MATERIALS AND METHODS:
Three hundred and ninety-nine (399) surgeons who regularly perform MUS surgeries for stress urinary incontinence were surveyed regarding their surgical consent practices. They were asked to describe both the level of detail and the specific details they provide to patients during informed consent for MUS surgery. Surgeons also provided information regarding whether they had altered their consent practices according to the FDA notification issued in 2008. Surgeons described their baseline demographics and were queried regarding their educational background including residency and fellowship training.

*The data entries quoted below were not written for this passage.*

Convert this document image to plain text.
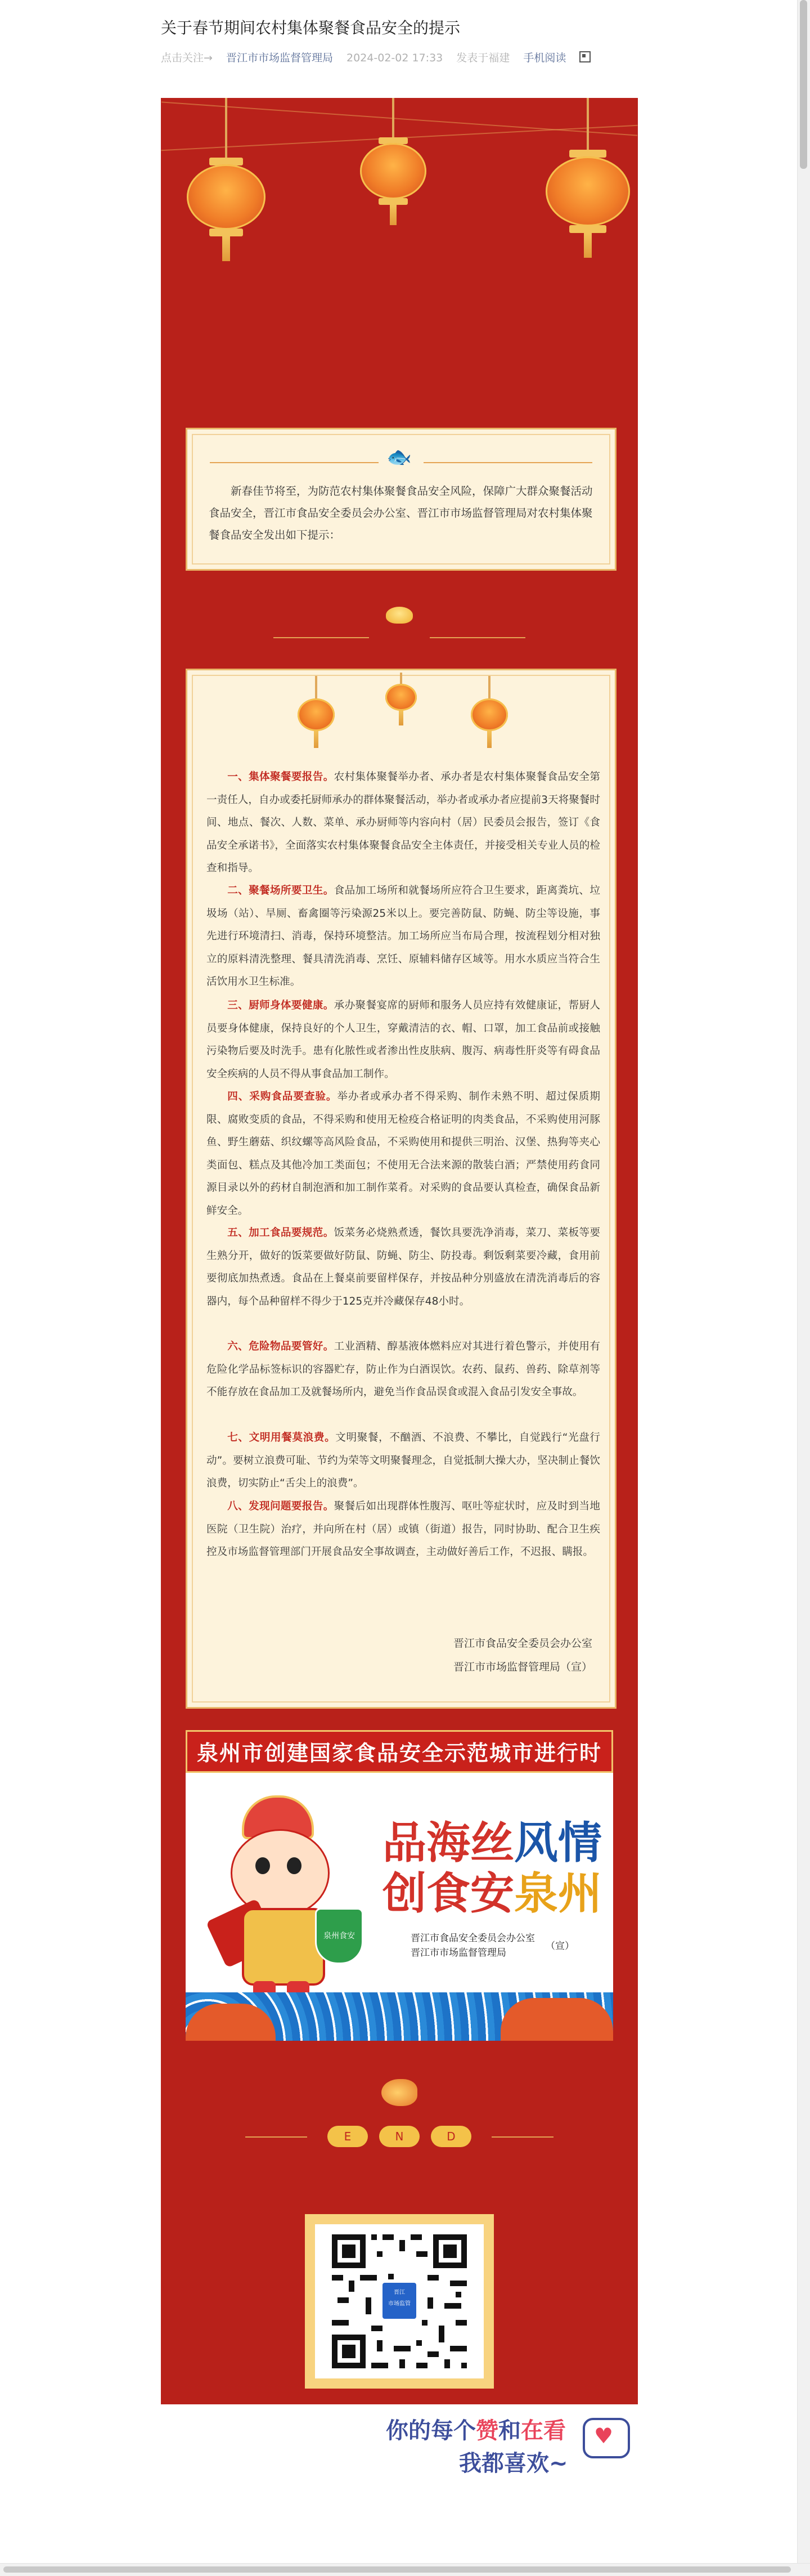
关于春节期间农村集体聚餐食品安全的提示
点击关注→ 晋江市市场监督管理局 2024-02-02 17:33 发表于福建 手机阅读
🐟
新春佳节将至，为防范农村集体聚餐食品安全风险，保障广大群众聚餐活动食品安全，晋江市食品安全委员会办公室、晋江市市场监督管理局对农村集体聚餐食品安全发出如下提示：
一、集体聚餐要报告。农村集体聚餐举办者、承办者是农村集体聚餐食品安全第一责任人，自办或委托厨师承办的群体聚餐活动，举办者或承办者应提前3天将聚餐时间、地点、餐次、人数、菜单、承办厨师等内容向村（居）民委员会报告，签订《食品安全承诺书》，全面落实农村集体聚餐食品安全主体责任，并接受相关专业人员的检查和指导。
二、聚餐场所要卫生。食品加工场所和就餐场所应符合卫生要求，距离粪坑、垃圾场（站）、旱厕、畜禽圈等污染源25米以上。要完善防鼠、防蝇、防尘等设施，事先进行环境清扫、消毒，保持环境整洁。加工场所应当布局合理，按流程划分相对独立的原料清洗整理、餐具清洗消毒、烹饪、原辅料储存区域等。用水水质应当符合生活饮用水卫生标准。
三、厨师身体要健康。承办聚餐宴席的厨师和服务人员应持有效健康证，帮厨人员要身体健康，保持良好的个人卫生，穿戴清洁的衣、帽、口罩，加工食品前或接触污染物后要及时洗手。患有化脓性或者渗出性皮肤病、腹泻、病毒性肝炎等有碍食品安全疾病的人员不得从事食品加工制作。
四、采购食品要查验。举办者或承办者不得采购、制作未熟不明、超过保质期限、腐败变质的食品，不得采购和使用无检疫合格证明的肉类食品，不采购使用河豚鱼、野生蘑菇、织纹螺等高风险食品，不采购使用和提供三明治、汉堡、热狗等夹心类面包、糕点及其他冷加工类面包；不使用无合法来源的散装白酒；严禁使用药食同源目录以外的药材自制泡酒和加工制作菜肴。对采购的食品要认真检查，确保食品新鲜安全。
五、加工食品要规范。饭菜务必烧熟煮透，餐饮具要洗净消毒，菜刀、菜板等要生熟分开，做好的饭菜要做好防鼠、防蝇、防尘、防投毒。剩饭剩菜要冷藏，食用前要彻底加热煮透。食品在上餐桌前要留样保存，并按品种分别盛放在清洗消毒后的容器内，每个品种留样不得少于125克并冷藏保存48小时。
六、危险物品要管好。工业酒精、醇基液体燃料应对其进行着色警示，并使用有危险化学品标签标识的容器贮存，防止作为白酒误饮。农药、鼠药、兽药、除草剂等不能存放在食品加工及就餐场所内，避免当作食品误食或混入食品引发安全事故。
七、文明用餐莫浪费。文明聚餐，不酗酒、不浪费、不攀比，自觉践行“光盘行动”。要树立浪费可耻、节约为荣等文明聚餐理念，自觉抵制大操大办，坚决制止餐饮浪费，切实防止“舌尖上的浪费”。
八、发现问题要报告。聚餐后如出现群体性腹泻、呕吐等症状时，应及时到当地医院（卫生院）治疗，并向所在村（居）或镇（街道）报告，同时协助、配合卫生疾控及市场监督管理部门开展食品安全事故调查，主动做好善后工作，不迟报、瞒报。
晋江市食品安全委员会办公室
晋江市市场监督管理局（宣）
泉州市创建国家食品安全示范城市进行时
泉州食安
品海丝风情
创食安泉州
晋江市食品安全委员会办公室
晋江市市场监督管理局
（宣）
E	N	D
晋江
市场监管
你的每个赞和在看
我都喜欢~
♥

Most respondents were male (55%), over 40 (57%) and had ≥10 years experience after residency (48%). Fifty-two percent (52%) of surgeons underwent fellowship training in either Female Urology or Female Pelvic Medicine and Reconstructive Surgery. Sixty-one percent (61%) reported performing ≥5 MUS surgeries per month. There was no difference in the reported level of detail provided to patients regarding risks, benefits and alternatives to MUS surgeries based on age, fellowship training or surgical volume. However, differences did exist in the specific details provided. Younger surgeons were more likely to counsel patients about behavioral therapy (80 vs. 70%, P = 0.028), weight loss (78 vs. 68%, P = 0.024) or pessary use (82 vs. 69%, P = 0.005) as alternatives to MUS surgery than older surgeons. Older surgeons were more likely to offer patients medications (39 vs. 28%, P = 0.026) as an alternative to MUS surgery. Fellowship trained surgeons were more likely to recommend behavioral therapy (80 vs. 69%, P = 0.002) or a fascial sling (29 vs. 14%, P < 0.001) as an alternative to MUS surgery than surgeons not fellowship trained. Physicians who performed a high volume of slings (>5/month) were more likely to recommend pelvic floor muscle exercises (98% vs. 93%, P = 0.019) and behavioral therapy (78 vs. 68%, P = 0.032) than those performing <5 slings/month. Fellowship trained and higher volume surgeons were more likely to spend greater than 20 minutes counseling patients for informed consent. Most respondents (53%) stated that they had not changed their consent practices based on the FDA notification. Almost all surgeons (99%) reported informing patients that vaginal mesh is permanent but only 13% reported issuing a written copy of the patient labeling from the surgical mesh manufacturer to the patient. Surgeons who had not undergone fellowship training were more likely to have changed their consent practices in response to the FDA notification (52 vs. 41% P = 0.039) than those with fellowship training.
Fellowship trained surgeons and those with higher surgical volumes were more likely to offer a variety of alternatives to MUS surgery and spend more time in surgical consent counseling. The majority of surgeons performing MUS surgery have not changed their consent practices in response to the FDA notification, and few comply with all the FDA recommendations for MUS surgical consent.